Unconsciously Adam had been rubbing his recent wound, and he snatched his hand away. “Better call for candles. You’ll hurt your eyes working in this dim light.”
Again Northrup said n
othing with great eloquence.
Adam rubbed his leg again and admitted, “Itches like the devil. Looks like hell. Yours?”
“I’m going to burn these bandages when they’re removed,” Northrup groused.
From the door Bronwyn asked, “Yet Daphne did do a marvelous job, did she not?”
Adam spun around. In a simple dress of sapphire, Bronwyn looked wonderful. Her silver hair trailed over her shoulders and caressed her breast, exposed by the bodice and not shrouded by a handkerchief.

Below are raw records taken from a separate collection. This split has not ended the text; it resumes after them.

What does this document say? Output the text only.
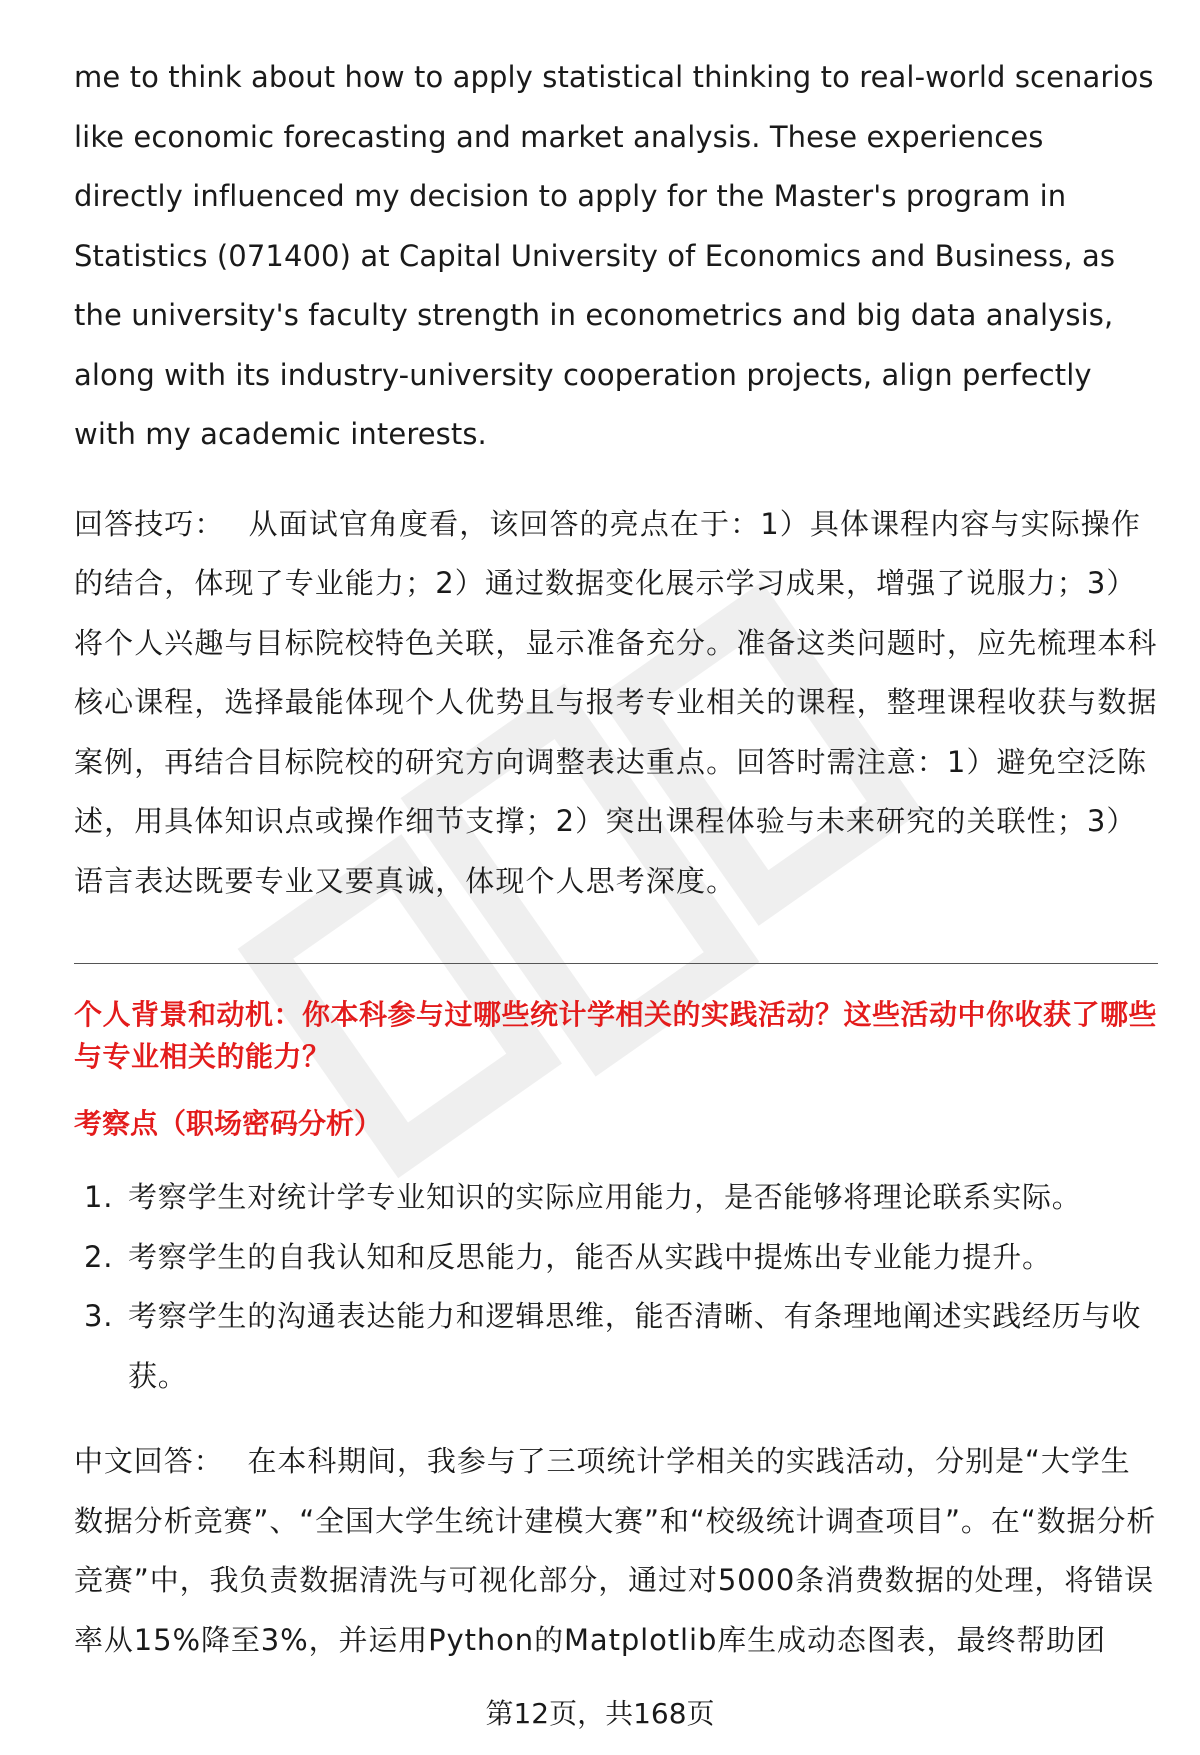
me to think about how to apply statistical thinking to real-world scenarios like economic forecasting and market analysis. These experiences directly influenced my decision to apply for the Master's program in Statistics (071400) at Capital University of Economics and Business, as the university's faculty strength in econometrics and big data analysis, along with its industry-university cooperation projects, align perfectly with my academic interests.

回答技巧： 从面试官角度看，该回答的亮点在于：1）具体课程内容与实际操作的结合，体现了专业能力；2）通过数据变化展示学习成果，增强了说服力；3）将个人兴趣与目标院校特色关联，显示准备充分。准备这类问题时，应先梳理本科核心课程，选择最能体现个人优势且与报考专业相关的课程，整理课程收获与数据案例，再结合目标院校的研究方向调整表达重点。回答时需注意：1）避免空泛陈述，用具体知识点或操作细节支撑；2）突出课程体验与未来研究的关联性；3）语言表达既要专业又要真诚，体现个人思考深度。

个人背景和动机：你本科参与过哪些统计学相关的实践活动？这些活动中你收获了哪些与专业相关的能力？

考察点（职场密码分析）

1. 考察学生对统计学专业知识的实际应用能力，是否能够将理论联系实际。
2. 考察学生的自我认知和反思能力，能否从实践中提炼出专业能力提升。
3. 考察学生的沟通表达能力和逻辑思维，能否清晰、有条理地阐述实践经历与收获。

中文回答： 在本科期间，我参与了三项统计学相关的实践活动，分别是“大学生数据分析竞赛”、“全国大学生统计建模大赛”和“校级统计调查项目”。在“数据分析竞赛”中，我负责数据清洗与可视化部分，通过对5000条消费数据的处理，将错误率从15%降至3%，并运用Python的Matplotlib库生成动态图表，最终帮助团

第12页，共168页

Her eyes reflected the blue velvet. Her skin appeared to be golden, and a delicate blush tinted her cheeks. Her lips were red, and he found both her lip and cheek color to be suspect. She’d been biting her lips, probably unconsciously, and pinching her cheeks, quite intentionally, he was sure. He’d seen her do that when she wanted to make an impression.
She had succeeded. He was impressed.
He wanted to run to her, take her hands, hug her to him, lead her to his room…
Northrup stood up, straightening slowly, favoring his hurt side like some war hero who wanted to impress a maiden with his courage. “Lady Bronwyn, how beautiful you look, like a rose in spring.”
Perversely, Northrup’s admiration made Adam angry. Perhaps, too, his own unrestrained emotion irked him. Whatever the reason, he decided he would regain control of himself. He wouldn’t let her know how he felt. “Northrup, don’t you have something to do somewhere else?”
He spoke to the empty place where his secretary had been. Northrup had already slipped away, had shut the door behind him.
At the cabinet that held the drinks, Adam poured a shallow draft of brandy. Glass in hand, he saluted her with it. “Daphne did a marvelous job—for a woman.”
Bronwyn’s maidenly blush faded. Her eyes sparkled, her bosom heaved. Fists clenched at her sides, she stepped into the room. “No man could have done any better. No man ever searched for the silvers of wood that caused you so much discomfort.”